We had the opposite problem. The squirrels loved the shoots and ate them down. We had to wrap the shoots with chicken mesh to allow the canes to grow. They soon become immune to such attention as they grow quickly. That is the likely extent of the pest problem.
Without question bamboo will grow a tough net like root mass over the capping soil of any landfill or berm. This will certainly secure the soil and allow slow water percolation. I am sure it would even be handy for earthen dams. The key again is that a tough three inch mat is produced with no penetration to depth which is not wanted at all on an earthen dam. (It creates unwelcome water channels when the root dies)
Bamboo shows promise for waste sites
by Staff Writers
Fast-growing and shallow-rooted bamboo shows promise for use in remediation of waste sites, federal researchers in South Carolinasaid.
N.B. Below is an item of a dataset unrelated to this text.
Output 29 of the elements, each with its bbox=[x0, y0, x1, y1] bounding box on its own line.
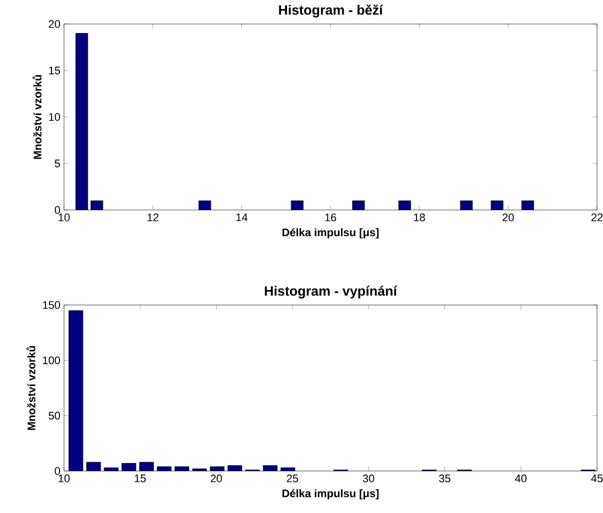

Two species of the nearly 1,000 species of bamboo are being tested in a nursery at the Savannah River National Laboratory near Aiken , S.C. , the U.S. Department of Energy said in a release Tuesday.
Poaceae bissetii and Poaceae rubromarginata, two smaller species of bamboo with runners, were planted in 1991 in an acre plot about 10 feet apart. Since then, the bamboos, especially P. bissetii, have proven effective at being cold hardy, drought tolerant and able to thrive in full sun, said Eric Nelson, an analyst at the Savannah River lab.
The bamboos also spread roots quickly and prevented erosion without penetrating the caps used on waste sites, Nelson said. Caps prevent rain from seeping through waste and spreading contamination.